Dans la lignée des collectors sortis sur consoles Nintendo depuis déjà quelques années au niveau du format. Les informations inscrites sur la face et le dos sont les mêmes que sur la jaquette (plus bas dans l’article), sauf pour la tranche récapitulant le contenu de la boite.

Déballage complet. De gauche à droite et de haut en bas on a, la boite, la jaquette, le steelbook, l’artbook, le poster double face et la carte de la planète Mira.

La Jaquette

Rien de particulier à dire sur elle, à part que les logos PEGI+12 font très tache. 1 ou 2 fois à la limite mais 3 c’était franchement pas nécessaire, et vu la place que ça prend…Mais cela doit s’expliquer par le caractère universel de l’édition, si on en croit le nombres de langues européennes représentées au dos.

Mais pour ceux dont les multiples informations dérange, Nintendo et Monolith Soft ont pensé à tout en rendant la jaquette réversible. Voyez plutôt.

C’est déjà plus épuré ainsi 😎

Le Steelbook

De très bonne qualité, on y retrouve le même artwork que la jaquette inversée du dessus. A la seule différence que l’intérieur de celui-ci a sa propre illustration.

Pour précision, c’est moi qui a mis le disque du jeu dedans 😉

Le Poster Recto-Verso

Dans ce papier cartonné un peu plus grand que le format A3 (29,7 x 42cm), le recto est (encore) illustré par l’artwork des jaquettes, et sur le verso une peinture illustrant un affrontement entre 2 Mechas (Skells). J’ai une p’tite préference pour cette dernière.

La Carte de Mira

Avec une zone annoncée comme étant 5 fois plus grande que celle du premier Xenoblade (qui était déjà gigantesque dans le genre), ce guide d’exploration sera je pense, l’objet le plus utile de cet édition collector. Du même format que le poster du dessus mais pas de la même matière (papier mat), les 5 continents avec leur points d’intérêt respectifs y sont clairement représentés.

L’Artbook

Le meilleur pour la fin. Les plus belles illustrations et de multiples croquis sont regroupés dans ce petit livret de 70 pages aux mêmes dimensions que la jaquette. Seule bizarrerie, le logo du jeu inscrit dessus est presque invisible sans source lumineuse.
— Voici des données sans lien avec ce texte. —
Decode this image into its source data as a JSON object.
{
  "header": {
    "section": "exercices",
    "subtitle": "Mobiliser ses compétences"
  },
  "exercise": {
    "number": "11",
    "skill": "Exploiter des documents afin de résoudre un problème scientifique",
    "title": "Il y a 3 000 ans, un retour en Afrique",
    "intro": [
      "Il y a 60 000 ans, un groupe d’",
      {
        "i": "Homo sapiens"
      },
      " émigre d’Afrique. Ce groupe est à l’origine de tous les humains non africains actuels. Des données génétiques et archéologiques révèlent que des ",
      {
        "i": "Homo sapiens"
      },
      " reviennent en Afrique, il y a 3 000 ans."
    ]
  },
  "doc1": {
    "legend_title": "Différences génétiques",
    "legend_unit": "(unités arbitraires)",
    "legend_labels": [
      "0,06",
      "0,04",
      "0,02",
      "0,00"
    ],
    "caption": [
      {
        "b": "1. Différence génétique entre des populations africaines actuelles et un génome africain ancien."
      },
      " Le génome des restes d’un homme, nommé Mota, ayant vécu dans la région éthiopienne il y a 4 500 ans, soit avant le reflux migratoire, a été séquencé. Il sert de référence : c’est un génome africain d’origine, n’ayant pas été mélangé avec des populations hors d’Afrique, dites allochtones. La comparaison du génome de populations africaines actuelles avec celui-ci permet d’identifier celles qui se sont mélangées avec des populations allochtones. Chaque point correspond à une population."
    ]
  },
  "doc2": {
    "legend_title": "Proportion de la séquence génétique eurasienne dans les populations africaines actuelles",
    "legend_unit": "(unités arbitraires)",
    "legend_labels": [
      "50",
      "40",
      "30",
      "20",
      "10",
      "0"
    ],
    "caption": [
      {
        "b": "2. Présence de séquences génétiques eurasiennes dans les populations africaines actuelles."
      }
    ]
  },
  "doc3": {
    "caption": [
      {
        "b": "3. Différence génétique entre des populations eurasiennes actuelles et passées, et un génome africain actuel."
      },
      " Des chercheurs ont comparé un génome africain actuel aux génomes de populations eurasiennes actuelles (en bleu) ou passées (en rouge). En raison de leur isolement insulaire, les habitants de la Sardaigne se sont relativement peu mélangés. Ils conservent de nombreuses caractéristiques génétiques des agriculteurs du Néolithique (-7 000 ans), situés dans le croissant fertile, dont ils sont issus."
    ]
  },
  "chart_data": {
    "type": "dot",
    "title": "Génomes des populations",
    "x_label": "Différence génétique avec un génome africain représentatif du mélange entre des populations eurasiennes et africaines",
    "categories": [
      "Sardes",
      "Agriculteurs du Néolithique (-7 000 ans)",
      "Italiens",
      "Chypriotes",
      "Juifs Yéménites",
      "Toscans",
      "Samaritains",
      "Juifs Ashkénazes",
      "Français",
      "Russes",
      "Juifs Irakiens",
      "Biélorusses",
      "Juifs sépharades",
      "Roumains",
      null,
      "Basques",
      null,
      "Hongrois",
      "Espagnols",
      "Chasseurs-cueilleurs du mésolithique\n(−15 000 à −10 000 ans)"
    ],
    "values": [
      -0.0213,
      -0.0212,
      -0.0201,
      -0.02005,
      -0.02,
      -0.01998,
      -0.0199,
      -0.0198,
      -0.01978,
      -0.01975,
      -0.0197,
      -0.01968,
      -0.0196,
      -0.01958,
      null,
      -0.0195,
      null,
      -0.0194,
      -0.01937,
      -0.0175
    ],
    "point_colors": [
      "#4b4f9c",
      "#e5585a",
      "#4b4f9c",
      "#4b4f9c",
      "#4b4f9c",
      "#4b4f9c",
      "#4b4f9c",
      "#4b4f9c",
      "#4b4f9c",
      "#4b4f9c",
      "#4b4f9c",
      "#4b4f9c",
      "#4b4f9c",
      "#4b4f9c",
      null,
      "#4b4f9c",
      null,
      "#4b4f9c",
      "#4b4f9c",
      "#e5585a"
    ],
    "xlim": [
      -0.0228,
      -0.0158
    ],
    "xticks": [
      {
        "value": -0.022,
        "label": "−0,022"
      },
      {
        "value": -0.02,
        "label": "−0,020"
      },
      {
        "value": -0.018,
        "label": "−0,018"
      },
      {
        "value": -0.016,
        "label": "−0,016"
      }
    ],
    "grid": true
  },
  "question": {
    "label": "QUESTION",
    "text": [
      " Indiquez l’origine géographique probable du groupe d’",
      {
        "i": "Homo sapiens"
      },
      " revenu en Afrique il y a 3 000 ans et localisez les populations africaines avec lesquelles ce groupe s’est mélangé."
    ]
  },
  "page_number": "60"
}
Voici quelques photos afin de se faire une idée.

 

Conclusion

On va laisser place à la nouvelle génération 😉

Au vu du contenu et de son prix presque équivalent à un jeu boite, cette édition limitée vaut tellement le coût/coup que ce serait dommage de passer à coté. A moins de ne porter aucun intérêt aux collectors, auquel cas le jeu seul suffira amplement. Je n’aurais pas été contre un pack avec une manette pro spéciale incluse et mieux encore, un guide stratégique (vendu séparément lui). Là, on aurait clairement eu l’édition ultime.